Лаура знает его с этой стороны. Лаура.
Я заставляла себя накладывать краски на холст, пока не наступил вечер и солнце не изменило цвета; только тогда я собрала свои вещи и стала спускаться с горы.
Я еще сверху увидела автомобиль, едущий по дороге; его длинный корпус цвета слоновой кости разительно отличался от маленьких, нагруженных багажом машин, которые обычно подъезжают к воротам «Фермы». Я прошла прямо через лес и оказалась на площадке перед отелем почти сразу же после того, как эта машина подъехала и остановилась.
Я увидела Марию за столом на террасе и села на незанятый стул возле нее. Эган устремился к площадке для стоянки машин за вещами гостей. Он открыл им дверцу машины. И вот они уже шли по направлению к террасе: впереди Лаура, потом мужчина с женщиной, замыкал шествие Эган с чемоданами в руках.
В дверях салона появился Конор в джинсах и пиджаке, что неожиданно для меня придало ему изысканный вид. Мое сердце дрогнуло от ревности, потому что он так оделся для нее.
— Конор, дорогой, — сказала Лаура, подставляя ему щеку для поцелуя.
Это было сделано вроде бы дружески и бесхитростно, но в то же время не так. Он поцеловал ее и покраснел.
Мария прошептала мне:
— Если кто-то должен быть осмотрительным, то ему не следует просить целовать себя.
Эган вел гостей по направлению к нам.
— Мария, ты, Конечно, знакома с Лаурой.
Лаура была высокой и привлекательной; светлые волосы, спадавшие ей на плечи, развевались на ветру. А глаза были прозрачны, как вода, и лишены всякого выражения.
— А, это та маленькая американочка, которая была здесь в прошлом году, — сказала она. — Да, конечно, мы знакомы.
— А это Керри Белдинг, — представил меня Эган. — Мадам Патрелкис. Или Лаура — так ей больше нравится, чтобы ее называли.
— Здравствуйте!
Я, наверное, ошиблась насчет ее глаз. Они скользнули по мне без всякого интереса, но и не без некоторого выражения.
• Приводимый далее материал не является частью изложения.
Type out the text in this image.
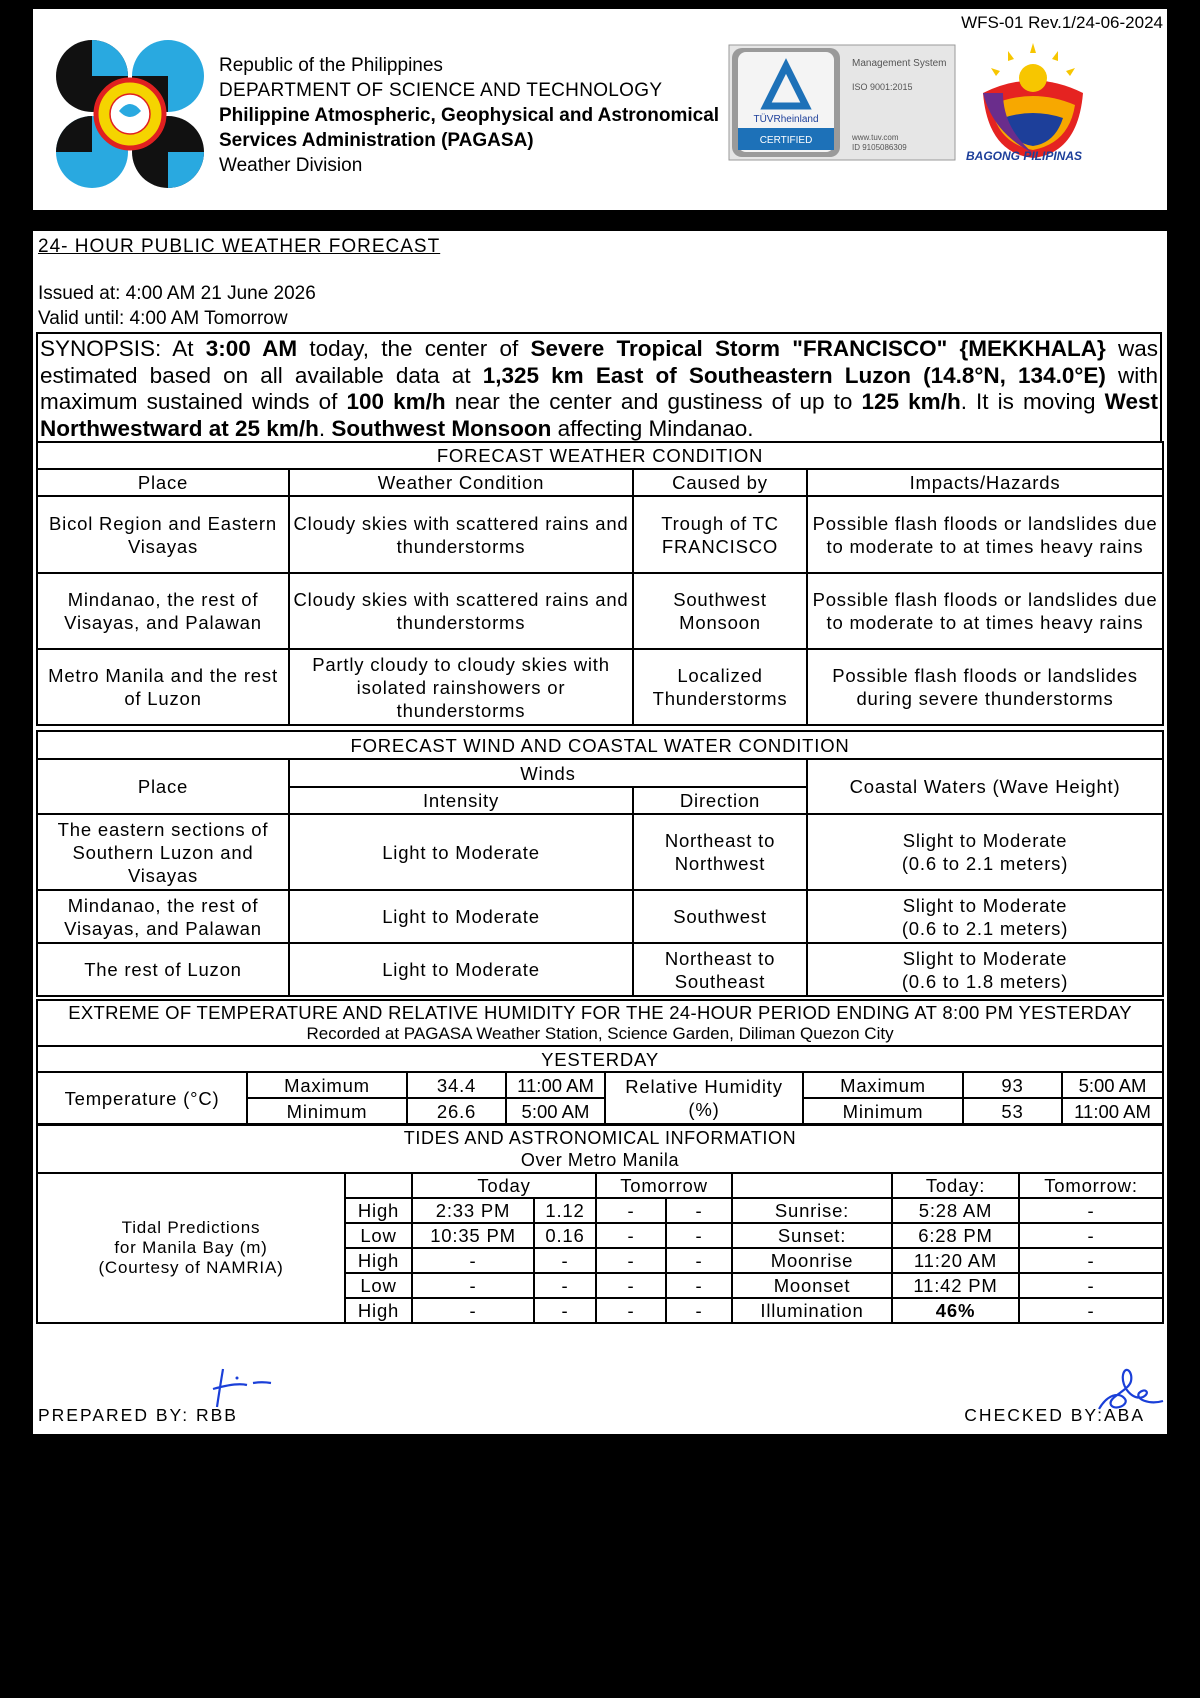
WFS-01 Rev.1/24-06-2024
Republic of the Philippines
DEPARTMENT OF SCIENCE AND TECHNOLOGY
Philippine Atmospheric, Geophysical and Astronomical
Services Administration (PAGASA)
Weather Division
TÜVRheinland
CERTIFIED
Management System
ISO 9001:2015
www.tuv.com
ID 9105086309
BAGONG PILIPINAS
24- HOUR PUBLIC WEATHER FORECAST
Issued at: 4:00 AM 21 June 2026
Valid until: 4:00 AM Tomorrow
SYNOPSIS: At 3:00 AM today, the center of Severe Tropical Storm "FRANCISCO" {MEKKHALA} was estimated based on all available data at 1,325 km East of Southeastern Luzon (14.8°N, 134.0°E) with maximum sustained winds of 100 km/h near the center and gustiness of up to 125 km/h. It is moving West Northwestward at 25 km/h. Southwest Monsoon affecting Mindanao.
FORECAST WEATHER CONDITION			
Place	Weather Condition	Caused by	Impacts/Hazards
Bicol Region and Eastern Visayas	Cloudy skies with scattered rains and thunderstorms	Trough of TC FRANCISCO	Possible flash floods or landslides due to moderate to at times heavy rains
Mindanao, the rest of Visayas, and Palawan	Cloudy skies with scattered rains and thunderstorms	Southwest Monsoon	Possible flash floods or landslides due to moderate to at times heavy rains
Metro Manila and the rest of Luzon	Partly cloudy to cloudy skies with isolated rainshowers or thunderstorms	Localized Thunderstorms	Possible flash floods or landslides during severe thunderstorms
FORECAST WIND AND COASTAL WATER CONDITION			
Place	Winds		Coastal Waters (Wave Height)
	Intensity	Direction	
The eastern sections of Southern Luzon and Visayas	Light to Moderate	Northeast to Northwest	Slight to Moderate
(0.6 to 2.1 meters)

Mindanao, the rest of Visayas, and Palawan	Light to Moderate	Southwest	Slight to Moderate
(0.6 to 2.1 meters)

The rest of Luzon	Light to Moderate	Northeast to Southeast	Slight to Moderate
(0.6 to 1.8 meters)
EXTREME OF TEMPERATURE AND RELATIVE HUMIDITY FOR THE 24-HOUR PERIOD ENDING AT 8:00 PM YESTERDAY
Recorded at PAGASA Weather Station, Science Garden, Diliman Quezon City							

YESTERDAY							
Temperature (°C)	Maximum	34.4	11:00 AM	Relative Humidity (%)	Maximum	93	5:00 AM
	Minimum	26.6	5:00 AM		Minimum	53	11:00 AM
TIDES AND ASTRONOMICAL INFORMATION
Over Metro Manila								

Tidal Predictions
for Manila Bay (m)
(Courtesy of NAMRIA)		Today		Tomorrow			Today:	Tomorrow:
	High	2:33 PM	1.12	-	-	Sunrise:	5:28 AM	-
	Low	10:35 PM	0.16	-	-	Sunset:	6:28 PM	-
	High	-	-	-	-	Moonrise	11:20 AM	-
	Low	-	-	-	-	Moonset	11:42 PM	-
	High	-	-	-	-	Illumination	46%	-
PREPARED BY: RBB	CHECKED BY:ABA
— А это мсье и мадам Абдикян. Мария Уолдрон. Керри Белдинг.
Когда мадам Абдикян, коротенькая и бесформенная, со свисающими седеющими черными волосами, протянула мне руку, я увидела на ее пальцах кольца с крупными бриллиантами. Ее муж, мужчина среднего роста с плечами, выпирающими из-под синего шелка пиджака, наклонился и поцеловал руку сначала Марии, а потом мне, улыбнулся и сказал:
— Почему же вы, Лаура, не сказали нам, что здесь будут такие очаровательные гостьи?
У меня богатое воображение, но оно мне не понадобилось, чтобы почувствовать холодность Лауры.
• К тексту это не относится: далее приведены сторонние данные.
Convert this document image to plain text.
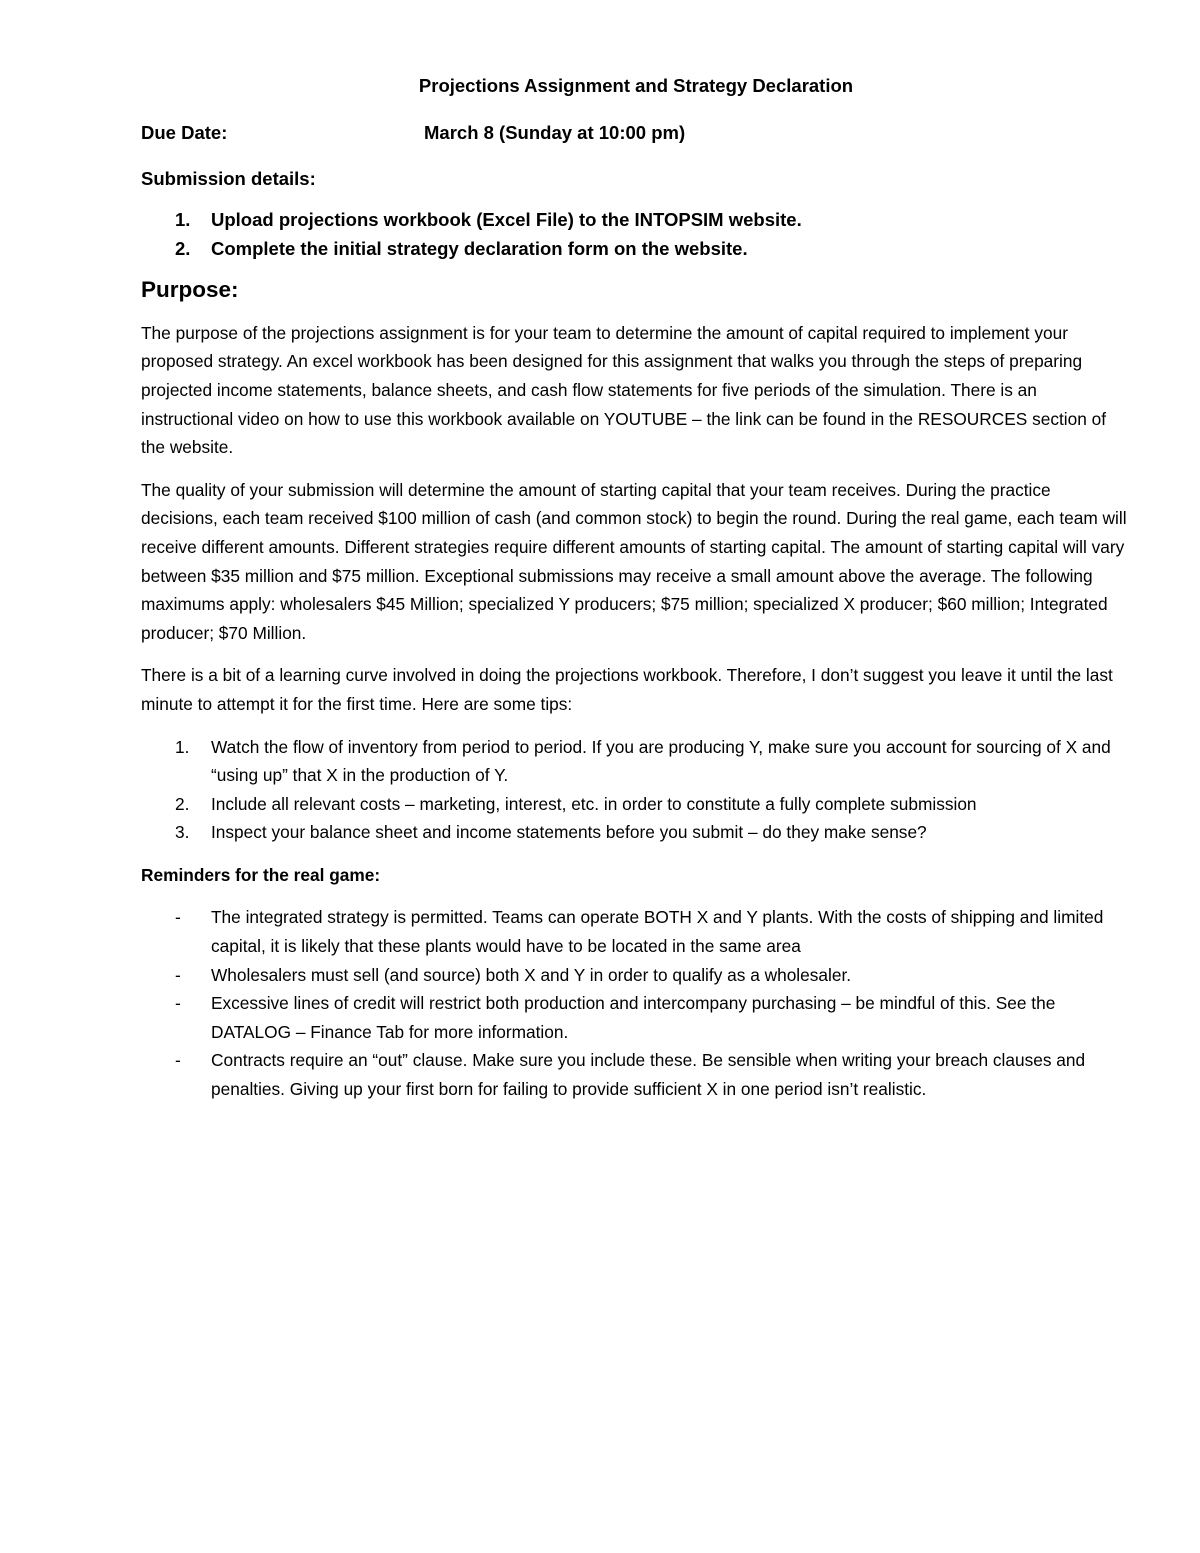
Projections Assignment and Strategy Declaration
Due Date:	March 8 (Sunday at 10:00 pm)
Submission details:
1.	Upload projections workbook (Excel File) to the INTOPSIM website.
2.	Complete the initial strategy declaration form on the website.
Purpose:

The purpose of the projections assignment is for your team to determine the amount of capital required to implement your proposed strategy. An excel workbook has been designed for this assignment that walks you through the steps of preparing projected income statements, balance sheets, and cash flow statements for five periods of the simulation. There is an instructional video on how to use this workbook available on YOUTUBE – the link can be found in the RESOURCES section of the website.

The quality of your submission will determine the amount of starting capital that your team receives. During the practice decisions, each team received $100 million of cash (and common stock) to begin the round. During the real game, each team will receive different amounts. Different strategies require different amounts of starting capital. The amount of starting capital will vary between $35 million and $75 million. Exceptional submissions may receive a small amount above the average. The following maximums apply: wholesalers $45 Million; specialized Y producers; $75 million; specialized X producer; $60 million; Integrated producer; $70 Million.

There is a bit of a learning curve involved in doing the projections workbook. Therefore, I don’t suggest you leave it until the last minute to attempt it for the first time. Here are some tips:

1.	Watch the flow of inventory from period to period. If you are producing Y, make sure you account for sourcing of X and “using up” that X in the production of Y.
2.	Include all relevant costs – marketing, interest, etc. in order to constitute a fully complete submission
3.	Inspect your balance sheet and income statements before you submit – do they make sense?
Reminders for the real game:
-	The integrated strategy is permitted. Teams can operate BOTH X and Y plants. With the costs of shipping and limited capital, it is likely that these plants would have to be located in the same area
-	Wholesalers must sell (and source) both X and Y in order to qualify as a wholesaler.
-	Excessive lines of credit will restrict both production and intercompany purchasing – be mindful of this. See the DATALOG – Finance Tab for more information.
-	Contracts require an “out” clause. Make sure you include these. Be sensible when writing your breach clauses and penalties. Giving up your first born for failing to provide sufficient X in one period isn’t realistic.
— Я непременно должна поплавать в вашем новом бассейне перед обедом. Покажи мне, что ты сделал за прошедшую неделю, Конор. — Лаура взяла его под руку, и они удалились.
— Как красиво кругом, — сказала мадам Абдикян, едва дыша. — Это напоминает мне нашу маленькую гостиницу у Коринфа, не так ли, Арман? Такой чистый воздух! Неудивительно, что Лаура стремилась сюда.
— По крайней мере, мы теперь знаем, за что мучались на этой проклятой дороге, — ответил Арман. Лоснящаяся кожа его лица совсем не загорела, он был до синевы выбрит. Золото сверкало в его запонках, на портсигаре, который он протянул мне и Марии, на зажигалке, которую он достал, чтобы прикурить. Он постоянно улыбался, и в его взгляде сквозило восхищение, и все же холодок пробегал у меня между лопаток, словно я повернулась спиной к горе в тот момент, когда солнце перестало освещать ее, и ощутила первое дуновение прохладного ветерка с покрытого тенью склона.
— Могу я принести вам что-нибудь выпить? — спросил Эган у мадам Абдикян.
Она взглянула на мужа, словно испрашивая у него разрешения.
— Пожалуй, мы бы выпили скотч у себя в комнате, — ответил он.
Едва они удалились, Мария рассмеялась, но, посмотрев на меня, сразу стала серьезной:
— Все в порядке, Керри? Вы, побледнели.
— Что-то знобит, — ответила я. — Похоже, перегрелась на солнце. Пожалуй, схожу наверх и переоденусь.
— Вам не понравилась Лаура? — спросила Мария, когда я собралась уходить.
— Я не знаю ее, — ответила я.
— Она ненавидит меня, — заявила Мария. — Думаю, потому, что я молода. Женщины в возрасте побаиваются молодых девушек.
Я нашла уместным рассмеяться.
Я шла по холодному каменному коридору, и мне вдруг показалось, что враждебная атмосфера «Фермы» еще больше сгустилась.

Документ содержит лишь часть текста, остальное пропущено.